Eine Frau lebt in den Jahren 2019 und 2020 in Italien und erhält in diesen Jahren Krankengeld vom UWV. Die Frau reicht für beide Jahre eine Steuererklärung ein, in der sie die Leistungen als 'anderweitig besteuert' mit Null angibt. Der Steuerprüfer stellt die Steuerbescheide automatisch entsprechend den Steuererklärungen aus. Später legt die Frau Einspruch gegen den Steuerbescheid für 2020 ein und macht geltend, dass sie kein Einkommen in den Niederlanden beziehe. Der Steuerprüfer kündigt daraufhin Nachforderungsbescheide für 2019 und 2020 an, da die Niederlande seiner Ansicht nach sehr wohl das Besteuerungsrecht über die Krankengeldleistungen haben.

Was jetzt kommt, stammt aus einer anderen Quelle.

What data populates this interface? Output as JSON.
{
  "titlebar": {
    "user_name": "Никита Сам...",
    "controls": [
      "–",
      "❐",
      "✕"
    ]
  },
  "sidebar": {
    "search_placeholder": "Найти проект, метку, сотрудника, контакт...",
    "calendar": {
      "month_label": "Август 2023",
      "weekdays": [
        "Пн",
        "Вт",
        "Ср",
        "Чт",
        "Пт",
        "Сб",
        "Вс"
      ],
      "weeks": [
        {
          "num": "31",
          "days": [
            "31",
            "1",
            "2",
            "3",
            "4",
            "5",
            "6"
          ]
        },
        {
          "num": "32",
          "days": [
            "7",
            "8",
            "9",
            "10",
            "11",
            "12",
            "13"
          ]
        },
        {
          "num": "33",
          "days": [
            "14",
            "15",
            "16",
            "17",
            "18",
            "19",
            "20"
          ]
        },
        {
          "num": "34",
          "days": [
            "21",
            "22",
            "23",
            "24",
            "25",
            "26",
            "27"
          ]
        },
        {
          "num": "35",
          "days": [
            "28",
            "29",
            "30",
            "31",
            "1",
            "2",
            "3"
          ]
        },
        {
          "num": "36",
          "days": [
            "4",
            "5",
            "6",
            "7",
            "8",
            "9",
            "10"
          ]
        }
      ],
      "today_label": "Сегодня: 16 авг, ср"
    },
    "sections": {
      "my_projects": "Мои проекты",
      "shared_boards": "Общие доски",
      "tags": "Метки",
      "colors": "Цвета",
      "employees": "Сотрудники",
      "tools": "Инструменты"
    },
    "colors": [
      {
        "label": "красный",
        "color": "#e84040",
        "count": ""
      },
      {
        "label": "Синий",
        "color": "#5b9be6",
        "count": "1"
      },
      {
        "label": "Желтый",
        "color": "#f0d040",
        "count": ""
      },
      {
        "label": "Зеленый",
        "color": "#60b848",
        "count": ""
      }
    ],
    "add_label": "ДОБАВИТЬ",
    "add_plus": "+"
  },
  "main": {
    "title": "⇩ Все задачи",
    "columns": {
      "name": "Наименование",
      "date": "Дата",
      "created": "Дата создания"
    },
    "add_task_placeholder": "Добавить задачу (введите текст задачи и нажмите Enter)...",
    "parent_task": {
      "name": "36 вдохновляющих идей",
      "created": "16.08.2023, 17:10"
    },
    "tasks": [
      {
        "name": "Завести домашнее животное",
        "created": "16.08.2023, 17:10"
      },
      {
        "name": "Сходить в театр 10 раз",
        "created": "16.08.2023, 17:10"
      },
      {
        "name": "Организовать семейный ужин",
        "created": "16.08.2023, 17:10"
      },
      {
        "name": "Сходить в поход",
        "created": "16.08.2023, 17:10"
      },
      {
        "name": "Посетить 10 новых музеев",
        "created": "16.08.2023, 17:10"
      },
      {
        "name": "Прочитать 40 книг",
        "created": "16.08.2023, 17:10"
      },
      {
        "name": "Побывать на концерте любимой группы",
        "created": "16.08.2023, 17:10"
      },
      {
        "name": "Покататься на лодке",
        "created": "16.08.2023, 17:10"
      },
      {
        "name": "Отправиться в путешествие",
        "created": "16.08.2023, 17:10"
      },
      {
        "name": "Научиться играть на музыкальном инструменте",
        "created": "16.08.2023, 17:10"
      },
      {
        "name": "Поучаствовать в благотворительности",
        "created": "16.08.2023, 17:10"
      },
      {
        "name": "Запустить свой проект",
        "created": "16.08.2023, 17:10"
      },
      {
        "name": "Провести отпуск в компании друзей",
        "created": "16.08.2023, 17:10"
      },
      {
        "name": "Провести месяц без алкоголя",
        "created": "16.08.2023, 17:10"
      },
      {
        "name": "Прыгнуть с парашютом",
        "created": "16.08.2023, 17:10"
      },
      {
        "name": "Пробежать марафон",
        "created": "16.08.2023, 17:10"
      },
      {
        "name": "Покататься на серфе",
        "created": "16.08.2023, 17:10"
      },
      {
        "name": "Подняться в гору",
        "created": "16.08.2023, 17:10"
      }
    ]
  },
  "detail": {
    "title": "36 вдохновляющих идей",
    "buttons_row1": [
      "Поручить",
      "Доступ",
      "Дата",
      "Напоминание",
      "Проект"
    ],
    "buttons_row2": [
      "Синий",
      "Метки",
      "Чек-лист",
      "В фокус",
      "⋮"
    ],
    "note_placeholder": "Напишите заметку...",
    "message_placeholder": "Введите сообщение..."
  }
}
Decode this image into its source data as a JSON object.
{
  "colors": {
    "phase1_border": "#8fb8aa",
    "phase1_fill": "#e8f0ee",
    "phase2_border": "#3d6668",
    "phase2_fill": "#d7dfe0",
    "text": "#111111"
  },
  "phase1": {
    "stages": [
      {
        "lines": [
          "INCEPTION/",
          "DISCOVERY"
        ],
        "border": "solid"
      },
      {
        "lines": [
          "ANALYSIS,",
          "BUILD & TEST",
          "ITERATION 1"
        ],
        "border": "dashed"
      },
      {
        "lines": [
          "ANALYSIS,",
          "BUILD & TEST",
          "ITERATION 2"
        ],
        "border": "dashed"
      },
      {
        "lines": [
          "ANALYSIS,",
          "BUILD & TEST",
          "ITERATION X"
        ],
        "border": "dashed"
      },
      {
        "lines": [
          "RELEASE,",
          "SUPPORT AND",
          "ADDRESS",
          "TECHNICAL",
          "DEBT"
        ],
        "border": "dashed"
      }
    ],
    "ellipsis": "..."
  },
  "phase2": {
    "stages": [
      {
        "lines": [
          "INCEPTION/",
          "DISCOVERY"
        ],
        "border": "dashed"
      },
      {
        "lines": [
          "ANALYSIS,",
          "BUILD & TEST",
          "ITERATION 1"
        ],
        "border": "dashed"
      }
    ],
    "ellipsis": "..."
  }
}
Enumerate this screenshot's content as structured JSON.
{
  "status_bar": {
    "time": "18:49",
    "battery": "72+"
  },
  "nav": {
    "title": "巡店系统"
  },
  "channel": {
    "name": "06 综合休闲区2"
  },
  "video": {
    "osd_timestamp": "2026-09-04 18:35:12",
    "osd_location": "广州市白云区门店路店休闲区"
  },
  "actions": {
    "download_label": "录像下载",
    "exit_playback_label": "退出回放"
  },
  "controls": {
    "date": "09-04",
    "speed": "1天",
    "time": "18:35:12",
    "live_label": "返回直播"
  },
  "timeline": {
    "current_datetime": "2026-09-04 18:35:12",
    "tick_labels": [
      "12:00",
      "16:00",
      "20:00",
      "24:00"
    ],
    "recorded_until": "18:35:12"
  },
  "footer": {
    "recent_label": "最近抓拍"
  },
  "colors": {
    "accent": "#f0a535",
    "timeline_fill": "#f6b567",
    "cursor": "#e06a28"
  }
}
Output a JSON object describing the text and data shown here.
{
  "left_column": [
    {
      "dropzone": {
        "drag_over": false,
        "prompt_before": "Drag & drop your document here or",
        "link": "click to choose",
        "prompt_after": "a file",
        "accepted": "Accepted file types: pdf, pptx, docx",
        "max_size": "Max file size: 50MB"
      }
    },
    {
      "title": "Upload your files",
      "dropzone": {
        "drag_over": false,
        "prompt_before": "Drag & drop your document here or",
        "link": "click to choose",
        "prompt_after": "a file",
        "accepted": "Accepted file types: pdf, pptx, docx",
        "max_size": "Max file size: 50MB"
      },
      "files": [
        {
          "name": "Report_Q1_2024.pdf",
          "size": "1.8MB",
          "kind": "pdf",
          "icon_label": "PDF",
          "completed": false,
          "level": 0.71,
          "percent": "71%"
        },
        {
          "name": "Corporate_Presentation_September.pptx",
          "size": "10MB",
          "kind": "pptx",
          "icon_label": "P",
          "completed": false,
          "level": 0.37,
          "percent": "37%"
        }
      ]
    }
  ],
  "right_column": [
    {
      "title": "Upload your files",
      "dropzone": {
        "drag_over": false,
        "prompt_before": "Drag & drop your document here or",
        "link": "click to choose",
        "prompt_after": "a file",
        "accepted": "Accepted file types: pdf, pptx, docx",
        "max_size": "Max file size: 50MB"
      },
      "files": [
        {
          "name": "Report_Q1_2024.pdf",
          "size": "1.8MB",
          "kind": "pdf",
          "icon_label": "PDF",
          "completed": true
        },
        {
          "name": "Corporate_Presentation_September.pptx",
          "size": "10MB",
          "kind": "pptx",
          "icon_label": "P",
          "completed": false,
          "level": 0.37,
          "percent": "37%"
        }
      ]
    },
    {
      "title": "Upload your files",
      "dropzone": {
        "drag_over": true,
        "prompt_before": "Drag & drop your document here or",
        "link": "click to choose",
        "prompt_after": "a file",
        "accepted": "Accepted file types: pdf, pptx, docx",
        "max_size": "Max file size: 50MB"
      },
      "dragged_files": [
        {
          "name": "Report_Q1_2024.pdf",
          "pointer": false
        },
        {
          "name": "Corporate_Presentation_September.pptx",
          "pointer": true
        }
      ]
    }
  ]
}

Grund für eine Nachforderung
Der Steuerprüfer macht geltend, dass ein erkennbarer Fehler vorliegt. Die Steuererklärungen wurden automatisiert bearbeitet und nicht manuell geprüft. Das Gericht stellt fest, dass eine Nachforderung möglich ist, wenn ein Steuerbescheid aufgrund eines Fehlers der Frau zu niedrig festgesetzt wurde, es sei denn, der Steuerprüfer hat den Fehler bewusst akzeptiert. Letzteres ist nicht der Fall. Die Steuerbescheide wurden durch das automatisierte Veranlagungsverfahren zu niedrig festgesetzt, nicht durch eine fehlerhafte Einschätzung des Steuerprüfers. Da die Differenz zwischen den Steuerbescheiden und der geschuldeten Steuer mehr als 30% beträgt, wird davon ausgegangen, dass die Fehler für die Frau vernünftigerweise erkennbar waren. Das Gericht urteilt, dass ein gültiger Nachforderungsgrund vorliegt.
Verbot der Verschlechterung
Die Frau macht geltend, dass sie durch die Einlegung eines Einspruchs nicht in eine schlechtere Lage geraten dürfe (das Verbot der 'reformatio in peius'). Die Nachforderungsbescheide seien schließlich aufgrund ihres Einspruchs erlassen worden. Das Gericht urteilt, dass der Steuerprüfer gegen dieses Verbot nicht verstoßen habe. Der Gesetzgeber hat nicht beabsichtigt, dass das Verbot auch dann gilt, wenn ein eigenständiger Grund für eine Nachforderung vorliegt. Da der Steuerprüfer befugt war, Nachforderungsbescheide zu erlassen, steht die Ausübung dieser Befugnis nicht im Widerspruch zu dem Verbot.